Environmental campaigner Malcolm Reid says residents should be able to secure deals which allow them to own one of the turbines which are built on their doorsteps, giving them a significant financial benefit from the profits the machines make.
Mr Reid, a strong advocate of wind power and renewable energy, has defended onshore turbines at a time when they have come in for increasingly strident criticism from high-profile figures such as the Duke of Edinburgh, the Prince of Wales, and the Duke of Northumberland.
He says Northumberland should follow the example of Fintry in Stirlingshire, where local people were able to acquire ownership of one of 15 turbines built near the village on the Earslburn Estate.
The community gets an annual income of £60,000 over the first 15 years, while the cost of the 115m-high turbine is paid off, and expects up to £4m over the remaining 10-year life of the site. The money has been used to improve energy efficiency in local homes and renovate the school, and will be earmarked for other community projects.
Mr Reid – who lives at Riding Mill and is part of the environmental group Transition Tynedale – says Northumberland should adopt a similar approach to help tackle the unfairness of the current system of sharing the financial benefits from wind farm schemes.
He says landowners and wind farm companies make big profits from building turbines but other local people suffer a real or perceived loss, which causes “anger and mistrust”. He is urging Northumberland County Council to seek Fintry-style deals when giving conditional approval for new wind farm applications above a specified size, together with securing safeguards for local peat reserves.
Yesterday he said: “It is better if people have part-ownership of a wind farm rather than just a community fund set up by the developer, which many people see as a sop or kind of sweetener.”
Mr Reid raised the Fintry experience during a series of presentations he recently made to the council’s three area committees. He was allowed to put the case for wind farm development in the wake of similar presentations made to the committees by Bill Short of Kirkwhelpington earlier this year.
Mr Short has argued that Northumberland is doing far more than its fair share in meeting renewable energy targets. He claims the county has already had four times as much wind generation approved as any other county outside the North East, and says it is already meeting renewables targets set for 2060.
But Mr Reid says Northumberland’s 2010 target for installed capacity – built rather than just approved – was 180 megawatts. It only managed 4.5megawatts. Even now, 18 months on, installed wind turbines total 9.5 megawatts of capacity, about one twentieth of the 2010 target, he claims.
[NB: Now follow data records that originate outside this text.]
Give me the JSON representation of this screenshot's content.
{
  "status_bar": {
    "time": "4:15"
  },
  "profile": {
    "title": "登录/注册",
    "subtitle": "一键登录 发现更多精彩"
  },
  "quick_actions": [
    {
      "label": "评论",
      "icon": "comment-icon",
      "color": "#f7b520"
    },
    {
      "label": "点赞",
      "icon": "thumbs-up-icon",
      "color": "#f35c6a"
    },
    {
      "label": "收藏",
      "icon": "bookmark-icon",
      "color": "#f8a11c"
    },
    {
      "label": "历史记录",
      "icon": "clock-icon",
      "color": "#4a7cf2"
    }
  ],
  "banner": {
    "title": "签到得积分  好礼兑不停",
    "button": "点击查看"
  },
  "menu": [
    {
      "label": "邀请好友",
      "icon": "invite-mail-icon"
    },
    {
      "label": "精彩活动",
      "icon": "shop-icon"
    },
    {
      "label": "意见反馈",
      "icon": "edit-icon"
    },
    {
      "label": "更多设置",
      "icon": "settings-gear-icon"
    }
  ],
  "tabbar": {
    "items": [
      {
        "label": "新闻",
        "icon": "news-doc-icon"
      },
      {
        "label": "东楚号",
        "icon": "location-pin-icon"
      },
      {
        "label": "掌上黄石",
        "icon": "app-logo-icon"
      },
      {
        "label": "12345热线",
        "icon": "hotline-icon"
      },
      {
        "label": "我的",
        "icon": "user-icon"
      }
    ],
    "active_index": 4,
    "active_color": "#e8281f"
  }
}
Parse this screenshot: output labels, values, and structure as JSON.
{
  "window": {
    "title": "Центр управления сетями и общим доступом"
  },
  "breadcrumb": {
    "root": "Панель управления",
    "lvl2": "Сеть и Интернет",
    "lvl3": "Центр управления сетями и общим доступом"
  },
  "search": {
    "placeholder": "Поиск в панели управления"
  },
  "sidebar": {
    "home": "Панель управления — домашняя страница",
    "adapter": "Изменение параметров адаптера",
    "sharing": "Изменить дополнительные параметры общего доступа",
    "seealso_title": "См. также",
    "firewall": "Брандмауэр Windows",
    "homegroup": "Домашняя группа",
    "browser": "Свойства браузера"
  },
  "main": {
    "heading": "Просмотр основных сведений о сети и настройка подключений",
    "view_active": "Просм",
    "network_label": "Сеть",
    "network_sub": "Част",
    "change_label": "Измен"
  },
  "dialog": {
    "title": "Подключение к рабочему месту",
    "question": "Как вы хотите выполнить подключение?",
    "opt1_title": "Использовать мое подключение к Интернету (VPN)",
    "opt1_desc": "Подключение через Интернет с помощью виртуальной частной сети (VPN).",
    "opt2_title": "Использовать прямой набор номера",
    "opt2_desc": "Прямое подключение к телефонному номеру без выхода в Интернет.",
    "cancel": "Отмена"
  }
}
Mr Reid says it is inevitable that some parts of the country, including Northumberland, will always be under greater pressure from developers, because they are windier.
He said: “The presentations I gave to the area committees sparked some intelligent discussion, and the consensus view was that the councillors would like more information on the various facts and figures which myself and Bill Short have produced on this issue.”
He is also calling on the county council to be more proactive in developing renewable energy storage facilities to provide back-up for wind farm schemes.